Белоголовые настороженные мальчишки ловили рыбу, ветер гнал рябь по воде, и Уле вдруг вспомнилась Шеломь, качающаяся на волнах лодка и человек в зеленой охотничьей куртке с ружьем за спиной. Странное дело, но она почувствовала, что изменила ему, что сильный, властный человек с грубым лицом похитил ее душу, отнял вместе со свинцовой пулькой у того, кому она, Уля, по праву принадлежала с той поры, как ходила за ним по лесу и мечтала похитить его ружье.
— А Легкобытова вы не знаете?
— Мы встречались с ним в молодости, когда оба играли в революцию, но он дешевле отделался. — Голос у Савелия поскучнел. — Потом приезжал ко мне на Тошный остров в устье Двины. Болтал про какой-то дурацкий волшебный колобок, за которым он якобы идет по жизни, и искал сбежавшую от него невесту. А она была тогда уже моей женой, которую я отправил в Петербург к папаше. У нее очень занятный папаша: выступал за свободный брак, но, когда его дочь связалась с арестантом, потребовал, чтобы она со мной рассталась. Легкобытову я хотел, да не успел сказать, где ее найти. Он пошел пострелять уток, и его цапнула лисица. Бедняжка решил, что она бешеная, и так перепугался, что поехал в Архангельск делать прививку от бешенства. На обратном пути лодка, в которой они плыли, налетела на льдину и едва не перевернулась. Я налил ему водки, а он вдруг разорался, что я хочу его погубить. Оказывается, прививка от бешенства и алкоголь несовместимы. Какая чепуха! Я страдаю тем и другим одновременно сколько себя помню, и это мне ничуть не мешает. Если б я хотел его погубить, то просто убил бы. Он все пишет про своих тупых собак и запуганных птиц? Писать стоит лишь о том, чего нет на свете, ибо нет на свете ни поэтов, ни художников, ни писателей. Есть ловцы, ныряльщики в вышину, искатели небесного жемчуга, которым изредка удается стянуть с неба на землю что-то стоящее. Легкобытов не из их числа.

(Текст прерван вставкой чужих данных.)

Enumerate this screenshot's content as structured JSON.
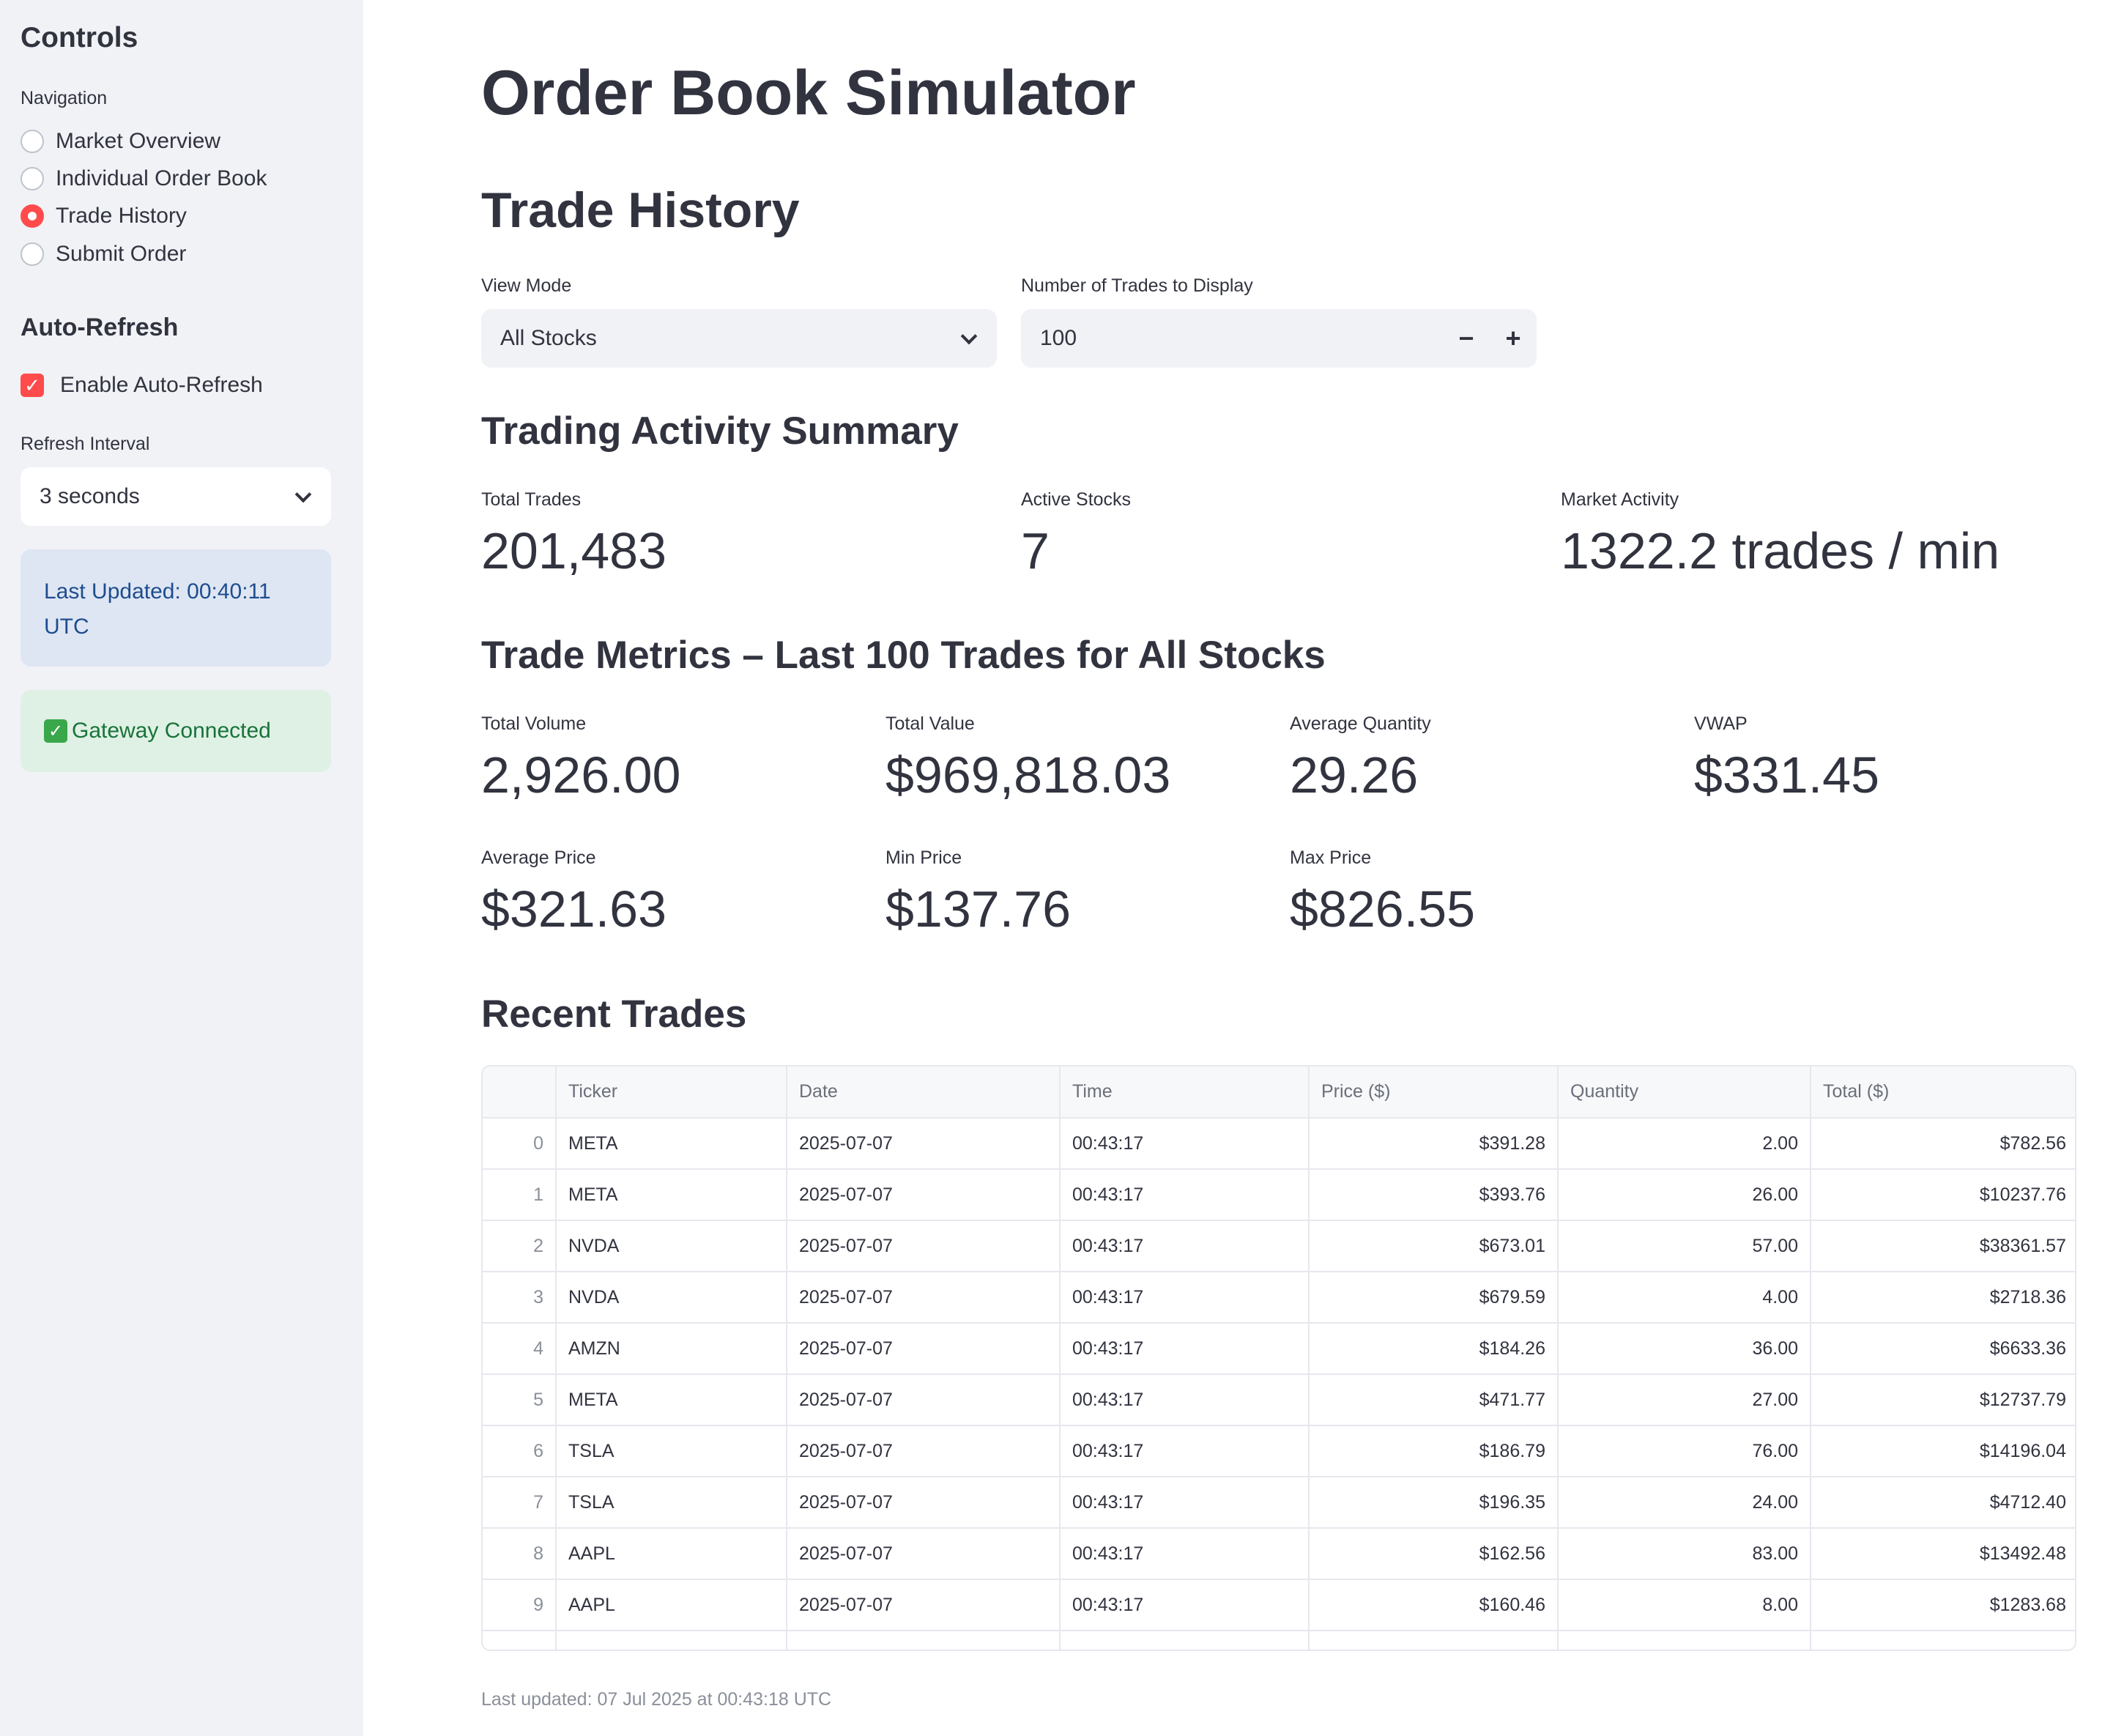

— Вы просто ему завидуете, — сказала Уля, неприятно задетая пренебрежительностью Крудова тона.
— Завидую? Это смешно. Не он у меня, а я у него увел невесту. Он бескрыл, а я летаю. Я смотрел в глаза смерти, а он может похвастаться только шкурками убитых зверей. Я объездил весь мир, он же не видел ничего, кроме своих дурацких северных лесов и комариных болот. И читать сто лет спустя будут не его — меня.
«Ну и что с того? — подумала Уля. — Неужели это так важно, кого будут или не будут через сто лет? Да может быть, они вообще тогда ничего читать не будут. Но интересно, как бы рассказал ту же историю Павел Матвеевич?» И ее сердце само против воли заныло от лесной тоски, так что захотелось обменять обратно звездчатый сапфир на свинцовую пульку и вернуться в ту лодку, что текла по шеломской воде, но Уля испугалась своих беглых, непослушных мыслей, а еще больше испугалась того, что ревнивый и проницательный Круд их прочтет, углядит третьим глазом или уже прочел, потому что он нахмурился, замкнулся, не отвечал на ее вопросы и не рассказывал про тех, кто попадался им навстречу, и так они молча шли вдоль набережной: юная девочка и мужчина с крепким телом и старческим, изможденным лицом.